Boundaries: We use word groups to delineate phonological word boundaries. In all cases except one, orthographic word boundaries correspond to phonological word boundaries. The only exception is the proclitics 'w' [v]/[f] and 'z' [z]/[s] which attach to the following word and cannot be pronounced independently. In this case, the orthography tier encodes the orthographic word boundaries, putting the proclitic in its own word group, while the IPA Target and IPA Actual tiers encode the proclitic together with the next word. So for example. '[z][kotem]' would be '[][skotɛm]' on the Target tier and potentially something like '[][sotɛm]' on the Actual tier.

Tier Conventions: We have maintained many of the conventions from the original CHAT transcripts and introduced several codes to denote special situations regarding phonetic transcription.

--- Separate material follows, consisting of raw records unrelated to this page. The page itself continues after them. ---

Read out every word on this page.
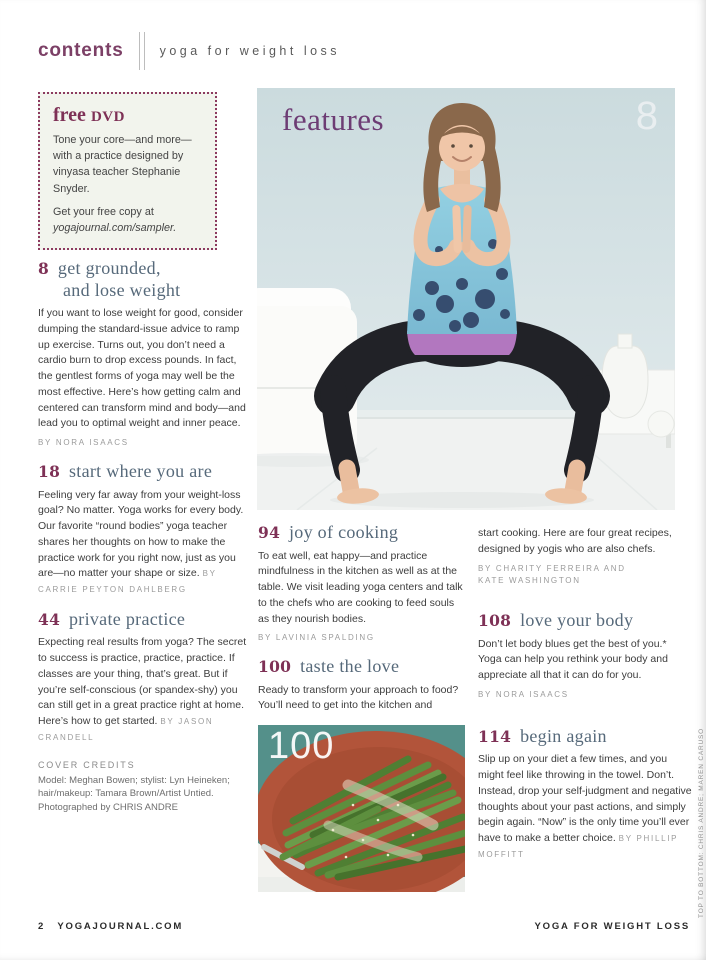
contents	yoga for weight loss
free DVD

Tone your core—and more—with a practice designed by vinyasa teacher Stephanie Snyder.

Get your free copy at
yogajournal.com/sampler.

8 get grounded,
and lose weight

If you want to lose weight for good, consider dumping the standard-issue advice to ramp up exercise. Turns out, you don’t need a cardio burn to drop excess pounds. In fact, the gentlest forms of yoga may well be the most effective. Here’s how getting calm and centered can transform mind and body—and lead you to optimal weight and inner peace.

BY NORA ISAACS
18 start where you are

Feeling very far away from your weight-loss goal? No matter. Yoga works for every body. Our favorite “round bodies” yoga teacher shares her thoughts on how to make the practice work for you right now, just as you are—no matter your shape or size. BY CARRIE PEYTON DAHLBERG

44 private practice

Expecting real results from yoga? The secret to success is practice, practice, practice. If classes are your thing, that’s great. But if you’re self-conscious (or spandex-shy) you can still get in a great practice right at home. Here’s how to get started. BY JASON CRANDELL

COVER CREDITS

Model: Meghan Bowen; stylist: Lyn Heineken; hair/makeup: Tamara Brown/Artist Untied. Photographed by CHRIS ANDRE

features	8
94 joy of cooking

To eat well, eat happy—and practice mindfulness in the kitchen as well as at the table. We visit leading yoga centers and talk to the chefs who are cooking to feed souls as they nourish bodies.

BY LAVINIA SPALDING
100 taste the love

Ready to transform your approach to food? You’ll need to get into the kitchen and

100

start cooking. Here are four great recipes, designed by yogis who are also chefs.

BY CHARITY FERREIRA AND
KATE WASHINGTON
108 love your body

Don’t let body blues get the best of you.* Yoga can help you rethink your body and appreciate all that it can do for you.

BY NORA ISAACS
114 begin again

Slip up on your diet a few times, and you might feel like throwing in the towel. Don’t. Instead, drop your self-judgment and negative thoughts about your past actions, and simply begin again. “Now” is the only time you’ll ever have to make a better choice. BY PHILLIP MOFFITT	TOP TO BOTTOM: CHRIS ANDRE; MAREN CARUSO
2 YOGAJOURNAL.COM	YOGA FOR WEIGHT LOSS
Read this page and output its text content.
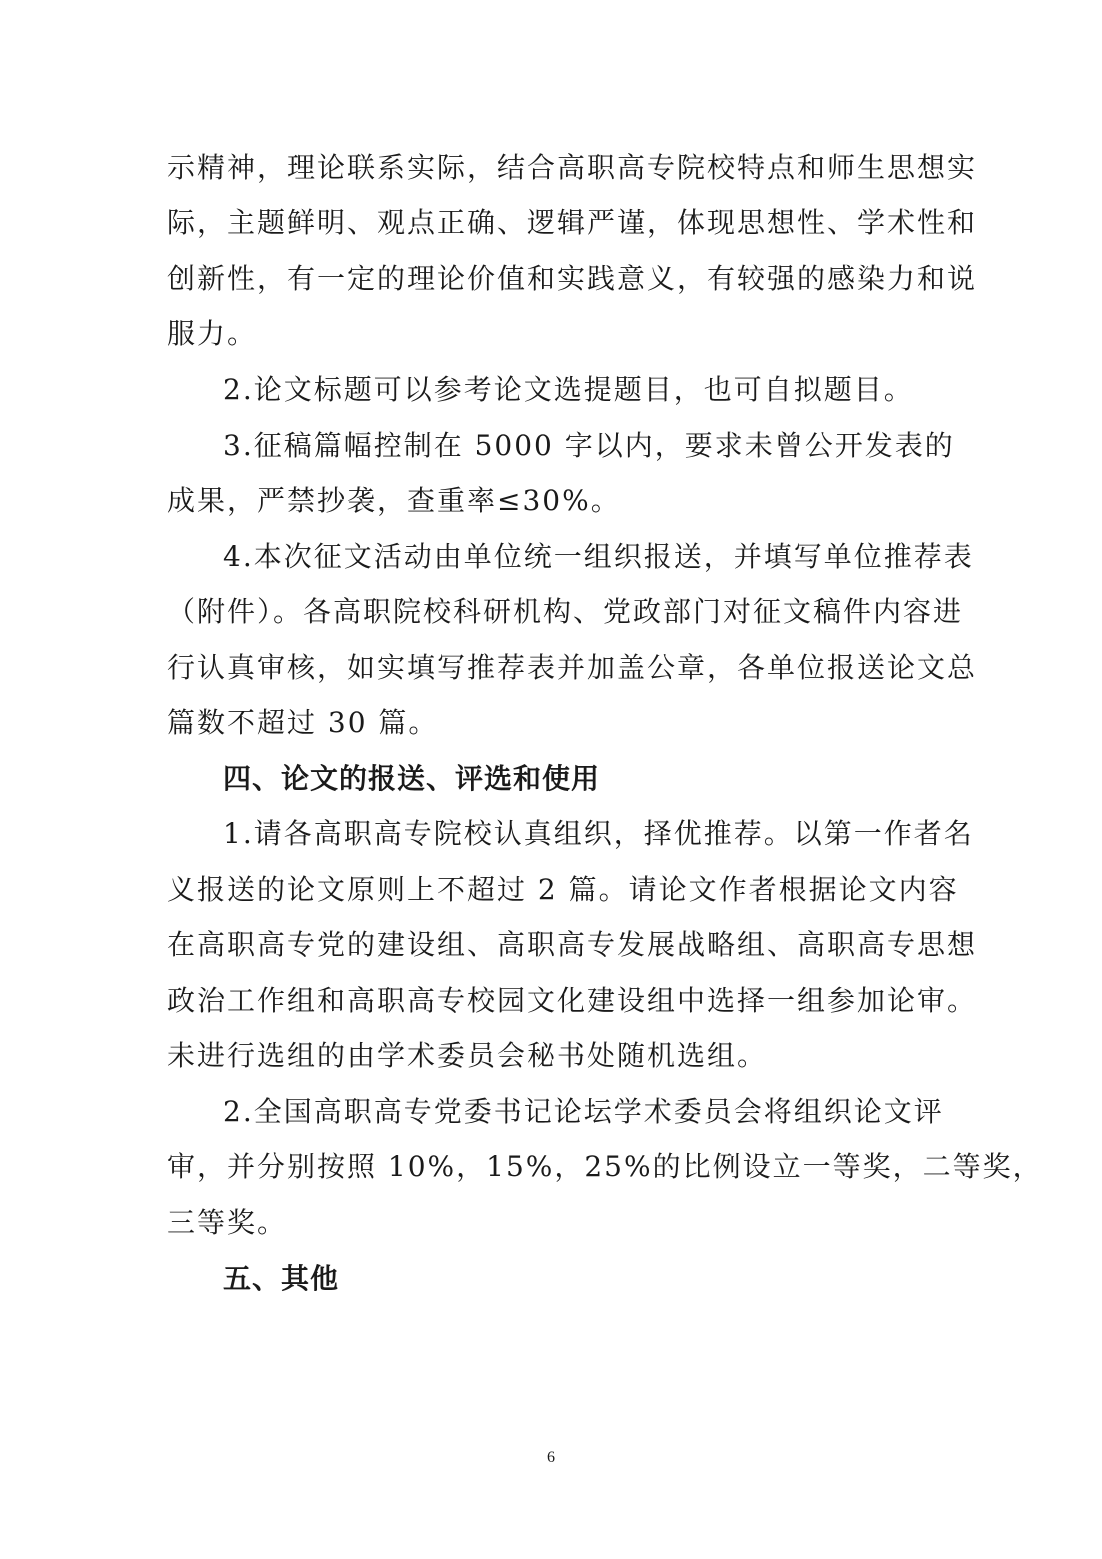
示精神，理论联系实际，结合高职高专院校特点和师生思想实
际，主题鲜明、观点正确、逻辑严谨，体现思想性、学术性和
创新性，有一定的理论价值和实践意义，有较强的感染力和说
服力。
2.论文标题可以参考论文选提题目，也可自拟题目。
3.征稿篇幅控制在 5000 字以内，要求未曾公开发表的
成果，严禁抄袭，查重率≤30%。
4.本次征文活动由单位统一组织报送，并填写单位推荐表
（附件）。各高职院校科研机构、党政部门对征文稿件内容进
行认真审核，如实填写推荐表并加盖公章，各单位报送论文总
篇数不超过 30 篇。
四、论文的报送、评选和使用
1.请各高职高专院校认真组织，择优推荐。以第一作者名
义报送的论文原则上不超过 2 篇。请论文作者根据论文内容
在高职高专党的建设组、高职高专发展战略组、高职高专思想
政治工作组和高职高专校园文化建设组中选择一组参加论审。
未进行选组的由学术委员会秘书处随机选组。
2.全国高职高专党委书记论坛学术委员会将组织论文评
审，并分别按照 10%，15%，25%的比例设立一等奖，二等奖，
三等奖。
五、其他
6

The following codes were used on the orthography tier:

@c a child-specific form
@n neologism
@o - onomatopoeia
@f - family specific form
@q (for 'quote') for things the child is reciting from memory or by repetition
@i - interjection
@wp - whispered
A comment (error:) after a word indicates a morphological or syntactic error
A comment (t:trail off) is used to indicate an incomplete word or utterance
A comment (++) at the beginning of an utterance means this is a completion of an adult's prompt
Angle brackets < > around a word portion indicate this portion of the word was not uttered and is not present on the IPA tiers
0 at the beginning of a word group indicates unpronounced words
[yyy] as a word group indicates material for which a target could not be identified but which is transcribed
[xxx] as a word group indicates material for which a target could not be identified and which could not be transcribed

IPA Conventions

For the most part each word group is just a sequence of individual IPA symbols that can be treated literally.
One exception is that we've used ligatures for affricates for convenience and to make sure the affricates were consistently differentiated from stop-fricative sequences (which are contrastive in Polish).
We used the postalveolar affricate ligatures for convenience, but these are actually usually transcribed as retroflex and belong with the retroflex fricative series, which we transcribe as such.
Our level of transcription is relatively broad and pretty standard for Polish, but it does encode some non-contrastive phonetic characteristics of the targets and actuals. In particular:
nasal vowels are transcribed on the target tiers according to their standard pronunciation by context (as vowel+nasal stop homorganic with the following noncontinuant consonant and as vowel+nasalized glide otherwise)
we paid special attention to voicing of obstruents, and target transcriptions account for word-final devoicing and voicing assimilation (including across word boundaries)
due to the longer phonetic length of the palatal portion of palatalized labials (e.g. 'piesek') we coded these palatals as labial-palatal sequences (e.g. [pjɛsɛk]), and we coded the palatalized velars (e.g. 'kiedy') using secondary palatalization (e.g. [kʲɛdɨ]) in the standard pronunciation and when children produced them as adult-like. These are not contrastive distinctions (there's no contrast between [Cʲ] and [Cj] in Polish).